Se afetar pelo que pensa é dádiva da maldição em ser gente.
Não conseguimos, felizmente, capturar o terror do Real totalmente. O esforço nos permite, parcialmente e apenas, escapar da angústia flertando com o Imaginário e, quando possível, um pouco de elaboração no Simbólico.A afirmação "Se afetar pelo que pensa é dádiva da maldição em ser gente" suscita reflexões profundas sobre a condição humana, especialmente quando analisada sob a perspectiva da psicanálise lacaniana. Essa proposta nos leva a considerar a intricada relação entre pensamento, afeto e a estrutura da subjetividade.
A expressão "dádiva da maldição" encapsula uma dualidade fundamental da experiência humana. O ato de pensar confere ao ser humano uma capacidade única de introspecção e autocrítica, permitindo-lhe questionar sua própria existência e lugar no mundo. No entanto, essa liberdade de pensamento também acarreta um fardo. Somos constantemente confrontados com angústias e ansiedades que emergem do inconsciente. Lacan afirma que "o inconsciente é estruturado como uma linguagem", o que implica que a linguagem, embora possibilite a expressão de nossos pensamentos e emoções, também nos confronta com a confusão presente na contradição em nossos desejos e medos.
Quando analisamos a afirmação de que "não conseguimos, felizmente, capturar o terror do Real
totalmente", reconhecemos a natureza esquiva do Real na teoria lacaniana. O Real, em sua essência, é aquilo que resiste à simbolização, uma realidade que não se deixa prender por palavras ou representações. Lacan descreve o Real como "aquilo que não cessa de não se inscrever", indicando que sempre há uma parte da experiência humana que escapa à nossa compreensão. Essa inatingibilidade do Real gera uma angústia existencial que nos impõe o desafio de confrontar o desconhecido.
A menção ao "flertar com o Imaginário" revela uma estratégia comum que o ser humano adota para lidar com a angústia gerada pela falta.
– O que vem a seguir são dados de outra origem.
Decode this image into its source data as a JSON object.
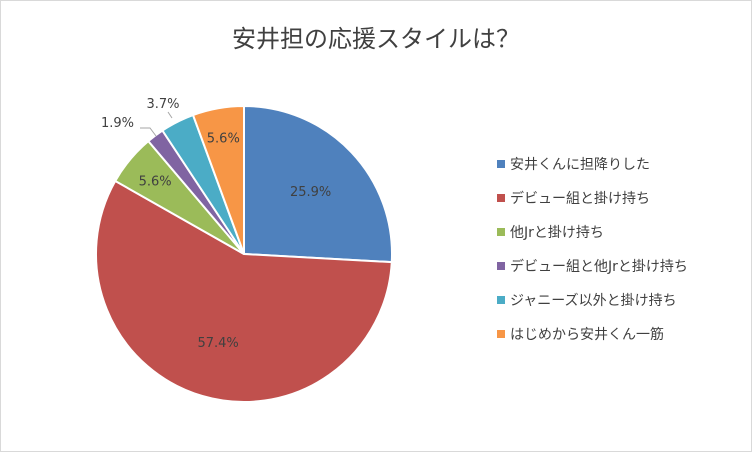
{
  "chart_data": {
    "type": "pie",
    "title": "安井担の応援スタイルは？",
    "legend_position": "right",
    "slices": [
      {
        "label": "安井くんに担降りした",
        "value": 25.9,
        "display": "25.9%",
        "color": "#4f81bd"
      },
      {
        "label": "デビュー組と掛け持ち",
        "value": 57.4,
        "display": "57.4%",
        "color": "#c0504d"
      },
      {
        "label": "他Jrと掛け持ち",
        "value": 5.6,
        "display": "5.6%",
        "color": "#9bbb59"
      },
      {
        "label": "デビュー組と他Jrと掛け持ち",
        "value": 1.9,
        "display": "1.9%",
        "color": "#8064a2"
      },
      {
        "label": "ジャニーズ以外と掛け持ち",
        "value": 3.7,
        "display": "3.7%",
        "color": "#4bacc6"
      },
      {
        "label": "はじめから安井くん一筋",
        "value": 5.6,
        "display": "5.6%",
        "color": "#f79646"
      }
    ]
  }
}
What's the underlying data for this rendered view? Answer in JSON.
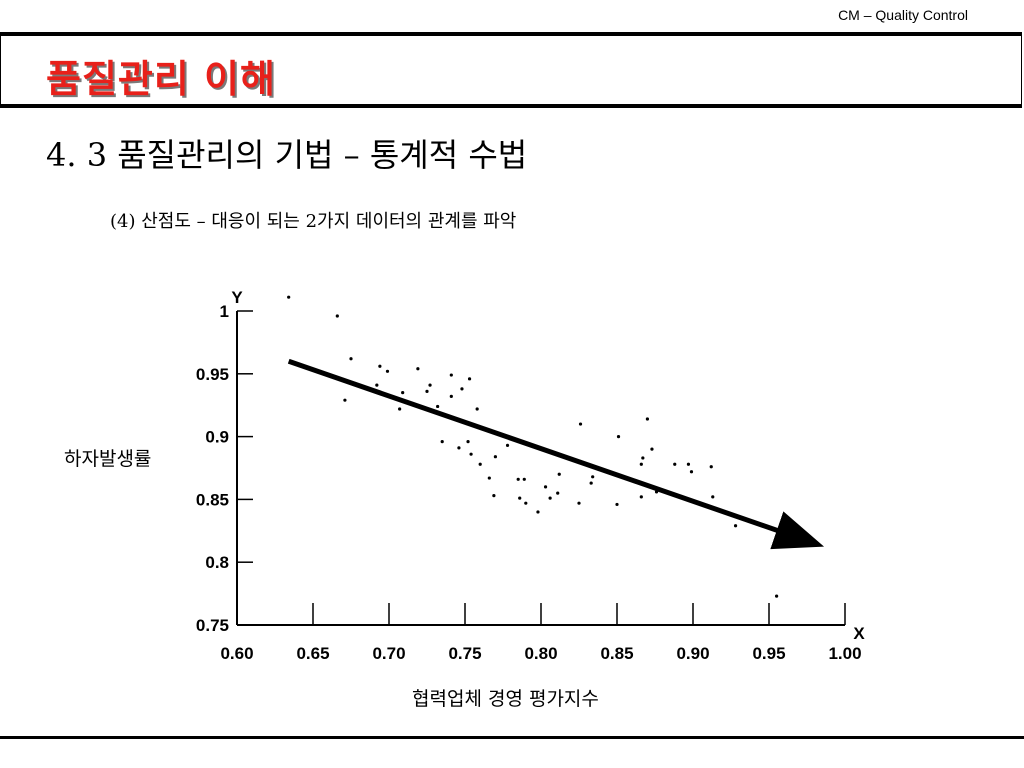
{
  "header": {
    "label": "CM – Quality Control"
  },
  "title": "품질관리 이해",
  "section_title": "4. 3 품질관리의 기법 – 통계적 수법",
  "subtitle": "(4) 산점도 – 대응이 되는 2가지 데이터의 관계를 파악",
  "colors": {
    "title": "#e8201a",
    "axis": "#000000"
  },
  "chart_data": {
    "type": "scatter",
    "xlabel": "협력업체 경영 평가지수",
    "ylabel": "하자발생률",
    "x_axis_letter": "X",
    "y_axis_letter": "Y",
    "xlim": [
      0.6,
      1.0
    ],
    "ylim": [
      0.75,
      1.0
    ],
    "x_ticks": [
      "0.60",
      "0.65",
      "0.70",
      "0.75",
      "0.80",
      "0.85",
      "0.90",
      "0.95",
      "1.00"
    ],
    "y_ticks": [
      "0.75",
      "0.8",
      "0.85",
      "0.9",
      "0.95",
      "1"
    ],
    "grid": false,
    "points": [
      [
        0.634,
        1.011
      ],
      [
        0.666,
        0.996
      ],
      [
        0.671,
        0.929
      ],
      [
        0.675,
        0.962
      ],
      [
        0.694,
        0.956
      ],
      [
        0.699,
        0.952
      ],
      [
        0.692,
        0.941
      ],
      [
        0.709,
        0.935
      ],
      [
        0.707,
        0.922
      ],
      [
        0.719,
        0.954
      ],
      [
        0.727,
        0.941
      ],
      [
        0.725,
        0.936
      ],
      [
        0.732,
        0.924
      ],
      [
        0.741,
        0.949
      ],
      [
        0.748,
        0.938
      ],
      [
        0.741,
        0.932
      ],
      [
        0.753,
        0.946
      ],
      [
        0.758,
        0.922
      ],
      [
        0.735,
        0.896
      ],
      [
        0.746,
        0.891
      ],
      [
        0.752,
        0.896
      ],
      [
        0.754,
        0.886
      ],
      [
        0.76,
        0.878
      ],
      [
        0.766,
        0.867
      ],
      [
        0.77,
        0.884
      ],
      [
        0.778,
        0.893
      ],
      [
        0.769,
        0.853
      ],
      [
        0.785,
        0.866
      ],
      [
        0.789,
        0.866
      ],
      [
        0.786,
        0.851
      ],
      [
        0.79,
        0.847
      ],
      [
        0.798,
        0.84
      ],
      [
        0.803,
        0.86
      ],
      [
        0.806,
        0.851
      ],
      [
        0.811,
        0.855
      ],
      [
        0.812,
        0.87
      ],
      [
        0.826,
        0.91
      ],
      [
        0.825,
        0.847
      ],
      [
        0.834,
        0.868
      ],
      [
        0.833,
        0.863
      ],
      [
        0.845,
        0.872
      ],
      [
        0.851,
        0.9
      ],
      [
        0.85,
        0.846
      ],
      [
        0.866,
        0.878
      ],
      [
        0.867,
        0.883
      ],
      [
        0.87,
        0.914
      ],
      [
        0.873,
        0.89
      ],
      [
        0.866,
        0.852
      ],
      [
        0.876,
        0.856
      ],
      [
        0.888,
        0.878
      ],
      [
        0.897,
        0.878
      ],
      [
        0.899,
        0.872
      ],
      [
        0.912,
        0.876
      ],
      [
        0.913,
        0.852
      ],
      [
        0.928,
        0.829
      ],
      [
        0.955,
        0.773
      ]
    ],
    "trend_line": {
      "from": [
        0.634,
        0.96
      ],
      "to": [
        0.98,
        0.815
      ],
      "arrow": true
    }
  }
}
O Imaginário, que se relaciona com as identidades que construímos e com as imagens que projetamos, oferece um espaço de refúgio emocional. Lacan aponta que "o narciso se liga à imagem do eu", sugerindo que buscamos a construção de um eu idealizado, como uma forma de enfrentar a insegurança inerente ao fato de ser gente. Essa busca por imagem e identidade oferece uma sensação de completude, mesmo que ilusória e, quase sempre, efêmera.
Por fim, a ideia de que podemos realizar "um pouco de elaboração no Simbólico" evidencia a importância da linguagem e dos códigos culturais em nossa experiência. O Simbólico serve como um recurso vital para a estruturação da realidade e da subjetividade, permitindo-nos atribuir significados às experiências e encontrar uma forma de expressá-las. Lacan afirma que "o significante representa o sujeito para um outro significante", o que demonstra como a comunicação simbólica é essencial para o entendimento de nós mesmos e de nossas relações.
Assim, a reflexão proposta aqui em questão realça as tensões intrínsecas à condição de sermos humanizados. A interrelação entre o que pensamos, o que sentimos, e a realidade que nos cerca forma um campo de luta e descoberta. A psicanálise lacaniana nos proporciona uma compreensão mais ampla dessa complexidade, revelando que a angústia, embora desconfortável, é uma parte vital da nossa experiência de existência e do desafio de aceitar que somos humanos mobilizados para ser deuses.